Crate widestring
source ·Expand description
A wide string library for converting to and from wide string variants.
This library provides multiple types of wide strings, each corresponding to a string types in
the Rust standard library. Utf16String
and Utf32String
are analogous to the standard
String
type, providing a similar interface, and are always encoded as valid UTF-16 and
UTF-32, respectively. They are the only type in this library that can losslessly and infallibly
convert to and from String
, and are the easiest type to work with. They are not designed for
working with FFI, but do support efficient conversions from the FFI types.
U16String
and U32String
, on the other hand, are similar to (but not the same as),
OsString
, and are designed around working with FFI. Unlike the UTF variants, these strings
do not have a defined encoding, and can work with any wide character strings, regardless of
the encoding. They can be converted to and from OsString
(but may require an encoding
conversion depending on the platform), although that string type is an OS-specified
encoding, so take special care.
U16String
and U32String
also allow access and mutation that relies on the user
to enforce any constraints on the data. Some methods do assume a UTF encoding, but do so in a
way that handles malformed encoding data. For FFI, use U16String
or U32String
when you
simply need to pass-through string data, or when you’re not dealing with a nul-terminated data.
Finally, U16CString
and U32CString
are wide version of the standard CString
type.
Like U16String
and U32String
, they do not have defined encoding, but are designed to
work with FFI, particularly C-style nul-terminated wide string data. These C-style strings are
always terminated in a nul value, and are guaranteed to contain no interior nul values (unless
unchecked methods are used). Again, these types may contain ill-formed encoding data, and
methods handle it appropriately. Use U16CString
or U32CString
anytime you must properly
handle nul values for when dealing with wide string C FFI.

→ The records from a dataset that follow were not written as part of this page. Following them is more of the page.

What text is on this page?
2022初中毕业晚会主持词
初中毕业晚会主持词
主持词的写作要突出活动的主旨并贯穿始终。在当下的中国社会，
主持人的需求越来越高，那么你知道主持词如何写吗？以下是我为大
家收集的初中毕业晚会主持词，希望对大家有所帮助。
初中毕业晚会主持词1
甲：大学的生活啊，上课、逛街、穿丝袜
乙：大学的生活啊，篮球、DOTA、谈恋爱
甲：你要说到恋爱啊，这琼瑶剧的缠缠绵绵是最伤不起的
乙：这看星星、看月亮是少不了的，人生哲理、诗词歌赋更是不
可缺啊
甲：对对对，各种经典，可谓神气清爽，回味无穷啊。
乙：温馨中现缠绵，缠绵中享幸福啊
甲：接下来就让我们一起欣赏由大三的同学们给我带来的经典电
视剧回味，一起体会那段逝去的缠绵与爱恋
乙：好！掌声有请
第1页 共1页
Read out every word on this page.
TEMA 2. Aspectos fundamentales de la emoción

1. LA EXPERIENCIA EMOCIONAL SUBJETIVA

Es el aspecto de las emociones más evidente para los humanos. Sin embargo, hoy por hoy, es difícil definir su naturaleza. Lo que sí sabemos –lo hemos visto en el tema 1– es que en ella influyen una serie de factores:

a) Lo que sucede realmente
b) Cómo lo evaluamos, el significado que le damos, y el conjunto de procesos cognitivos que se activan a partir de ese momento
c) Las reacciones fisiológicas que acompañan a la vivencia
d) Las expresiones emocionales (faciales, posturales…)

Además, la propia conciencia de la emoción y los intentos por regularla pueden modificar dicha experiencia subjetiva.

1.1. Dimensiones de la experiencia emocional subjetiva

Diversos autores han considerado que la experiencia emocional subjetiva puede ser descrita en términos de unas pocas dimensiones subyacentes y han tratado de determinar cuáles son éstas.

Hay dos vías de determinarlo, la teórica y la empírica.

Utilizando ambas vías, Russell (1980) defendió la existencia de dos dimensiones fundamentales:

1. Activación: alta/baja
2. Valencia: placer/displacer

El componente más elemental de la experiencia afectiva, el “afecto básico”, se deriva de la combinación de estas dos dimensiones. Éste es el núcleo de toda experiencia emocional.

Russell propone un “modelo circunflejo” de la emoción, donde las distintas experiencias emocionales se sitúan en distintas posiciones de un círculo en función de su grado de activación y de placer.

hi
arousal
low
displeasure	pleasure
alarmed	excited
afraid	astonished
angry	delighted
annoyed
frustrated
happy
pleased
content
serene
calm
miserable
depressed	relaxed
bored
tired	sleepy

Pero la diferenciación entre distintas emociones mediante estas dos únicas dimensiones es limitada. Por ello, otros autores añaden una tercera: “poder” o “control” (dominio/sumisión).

Like the standard Rust string types, each wide string type has its corresponding wide string slice type, as shown in the following table:
String Type | Slice Type |
---|---|
Utf16String | Utf16Str |
Utf32String | Utf32Str |
U16String | U16Str |
U32String | U32Str |
U16CString | U16CStr |
U32CString | U32CStr |
All the string types in this library can be converted between string types of the same bit width, as well as appropriate standard Rust types, but be lossy and/or require knowledge of the underlying encoding. The UTF strings additionally can be converted between the two sizes of string, re-encoding the strings.
§Wide string literals
Macros are provided for each wide string slice type that convert standard Rust str
literals
into UTF-16 or UTF-32 encoded versions of the slice type at compile time.
use widestring::u16str;
let hello = u16str!("Hello, world!"); // `hello` will be a &U16Str value
These can be used anywhere a const
function can be used, and provide a convenient method of
specifying wide string literals instead of coding values by hand. The resulting string slices
are always valid UTF encoding, and the u16cstr!
and u32cstr!
macros are automatically
nul-terminated.
§Cargo features
This crate supports no_std
when default cargo features are disabled. The std
and alloc
cargo features (enabled by default) enable the owned string types: U16String
, U32String
,
U16CString
, U32CString
, Utf16String
, and Utf32String
types and their modules.
Other types such as the string slices do not require allocation and can be used in a no_std
environment, even without the alloc
crate.
§Remarks on UTF-16 and UTF-32
UTF-16 encoding is a variable-length encoding. The 16-bit code units can specificy Unicode code
points either as single units or in surrogate pairs. Because every value might be part of a
surrogate pair, many regular string operations on UTF-16 data, including indexing, writing, or
even iterating, require considering either one or two values at a time. This library provides
safe methods for these operations when the data is known to be UTF-16, such as with
Utf16String
. In those cases, keep in mind that the number of elements (len()
) of the
wide string is not equivalent to the number of Unicode code points in the string, but is
instead the number of code unit values.
For U16String
and U16CString
, which do not define an encoding, these same operations
(indexing, mutating, iterating) do not take into account UTF-16 encoding and may result in
sequences that are ill-formed UTF-16. Some methods are provided that do make an exception to
this and treat the strings as malformed UTF-16, which are specified in their documentation as to
how they handle the invalid data.
UTF-32 simply encodes Unicode code points as-is in 32-bit Unicode Scalar Values, but Unicode character code points are reserved only for 21-bits, and UTF-16 surrogates are invalid in UTF-32. Since UTF-32 is a fixed-width encoding, it is much easier to deal with, but equivalent methods to the 16-bit strings are provided for compatibility.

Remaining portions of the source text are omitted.